Orlando Magic co-founder, basketball Hall-of-Fame honoree and sports legend Pat Williams is stepping away from the sport, after a career that has spanned more than five decades, including more than 30 years with the Magic.

"We are so grateful to Pat Williams for what he has done for sports in Orlando, Fla.," said Orlando Magic Chairman Dan DeVos. "Back in 1986 sat this beautiful city in the center of the state that was the perfect spot to bring what was missing - NBA basketball to the great people of Orlando. On behalf of our entire family, we thank Pat for making the Magic a reality." 

Williams, along with Central Florida businessman Jimmy Hewitt, began the process of bringing an NBA team to Orlando in 1986. On April 22, 1987, the NBA Board of Governors granted an expansion franchise to Orlando, and on December 22, 1988, the Magic sold their 10,000th season ticket, thus fulfilling their commitment to the NBA and the Magic were born.  

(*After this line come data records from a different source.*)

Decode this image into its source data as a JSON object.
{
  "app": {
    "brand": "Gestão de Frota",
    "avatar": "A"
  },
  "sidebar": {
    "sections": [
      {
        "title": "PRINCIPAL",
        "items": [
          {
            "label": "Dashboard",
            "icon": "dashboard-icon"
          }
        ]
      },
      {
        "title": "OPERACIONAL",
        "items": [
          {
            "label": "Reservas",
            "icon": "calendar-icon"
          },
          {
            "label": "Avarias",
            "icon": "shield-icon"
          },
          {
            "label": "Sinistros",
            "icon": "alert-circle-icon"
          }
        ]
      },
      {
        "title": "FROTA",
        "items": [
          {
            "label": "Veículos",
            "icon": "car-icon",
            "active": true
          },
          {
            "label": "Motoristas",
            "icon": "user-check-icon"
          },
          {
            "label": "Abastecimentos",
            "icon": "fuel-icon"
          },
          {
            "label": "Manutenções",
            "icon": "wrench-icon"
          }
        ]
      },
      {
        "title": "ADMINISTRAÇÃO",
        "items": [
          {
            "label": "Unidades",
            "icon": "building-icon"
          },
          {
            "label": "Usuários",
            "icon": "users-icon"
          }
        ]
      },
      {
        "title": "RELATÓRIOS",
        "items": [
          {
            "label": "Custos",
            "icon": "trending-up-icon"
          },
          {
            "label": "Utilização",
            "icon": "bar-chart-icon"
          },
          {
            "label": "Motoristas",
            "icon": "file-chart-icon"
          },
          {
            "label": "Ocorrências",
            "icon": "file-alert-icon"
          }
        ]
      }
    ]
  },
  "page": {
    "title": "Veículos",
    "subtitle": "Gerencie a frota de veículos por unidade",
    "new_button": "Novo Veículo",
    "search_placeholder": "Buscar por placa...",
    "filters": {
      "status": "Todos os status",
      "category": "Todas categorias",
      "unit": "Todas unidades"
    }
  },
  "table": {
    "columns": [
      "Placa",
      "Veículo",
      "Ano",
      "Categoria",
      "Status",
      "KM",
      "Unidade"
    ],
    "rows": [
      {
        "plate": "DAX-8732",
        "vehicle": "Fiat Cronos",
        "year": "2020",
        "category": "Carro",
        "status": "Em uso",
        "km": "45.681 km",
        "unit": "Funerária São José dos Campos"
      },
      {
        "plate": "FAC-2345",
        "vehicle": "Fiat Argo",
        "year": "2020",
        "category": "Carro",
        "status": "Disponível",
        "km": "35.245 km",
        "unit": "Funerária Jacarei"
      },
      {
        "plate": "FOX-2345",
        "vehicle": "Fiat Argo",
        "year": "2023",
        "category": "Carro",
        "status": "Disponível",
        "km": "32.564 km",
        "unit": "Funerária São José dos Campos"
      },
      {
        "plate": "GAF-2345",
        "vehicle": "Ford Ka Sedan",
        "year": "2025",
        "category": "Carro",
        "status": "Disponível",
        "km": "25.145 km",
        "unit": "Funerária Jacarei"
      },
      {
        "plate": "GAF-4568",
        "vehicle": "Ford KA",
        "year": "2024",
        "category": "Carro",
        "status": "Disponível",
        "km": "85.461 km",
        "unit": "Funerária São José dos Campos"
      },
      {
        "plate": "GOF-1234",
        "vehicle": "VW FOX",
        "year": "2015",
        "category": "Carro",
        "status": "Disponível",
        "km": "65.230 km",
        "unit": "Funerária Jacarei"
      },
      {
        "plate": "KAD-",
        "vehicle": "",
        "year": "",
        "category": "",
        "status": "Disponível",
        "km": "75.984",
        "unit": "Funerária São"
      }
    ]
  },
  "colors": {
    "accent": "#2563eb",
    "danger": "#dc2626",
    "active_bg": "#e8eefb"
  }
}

Williams started his basketball career with the Philadelphia 76ers as the club's business manager in 1968. He followed that with his first general manager role in the NBA joining the Chicago Bulls as their GM at the age of 29. He remained a general manager in the league for 27 years in stints with the Bulls, Hawks and Sixers, playing a major role in bringing the NBA title to Philadelphia in 1983.

Williams served as the Magic’s first GM from the inaugural season in 1989 until 1996, when he became the senior vice president.

Williams was diagnosed in February 2011 with multiple myeloma. After several rounds of chemotherapy and a stem cell transplant, the cancer is now in remission. Williams has accepted positions on several boards for different cancer groups throughout the country, including an appointment on the Board of Directors for the Multiple Myeloma Research Foundation.

Williams is a former college baseball player, and he started his sports management career as a minor league baseball executive, before making the move to professional basketball.  He is the author of over 100 books, including his most recent publication, Character Carved in Stone. He is also the father of 19 children — 14 of whom he and his wife Ruth adopted from foreign countries. 

"Pat's many accomplishments will always be remembered, but ultimately he was a visionary who helped transform the world of sports in multiple ways," said Magic CEO Alex Martins. "From bringing the Magic to Orlando, to transforming sports marketing and promotions, he was always one step ahead. Pat forever changed the sports landscape in Orlando. He shined a light on what has been known for so long from native Central Floridians, that this is a fabulous place to live, work and play. We all owe him a debt of gratitude."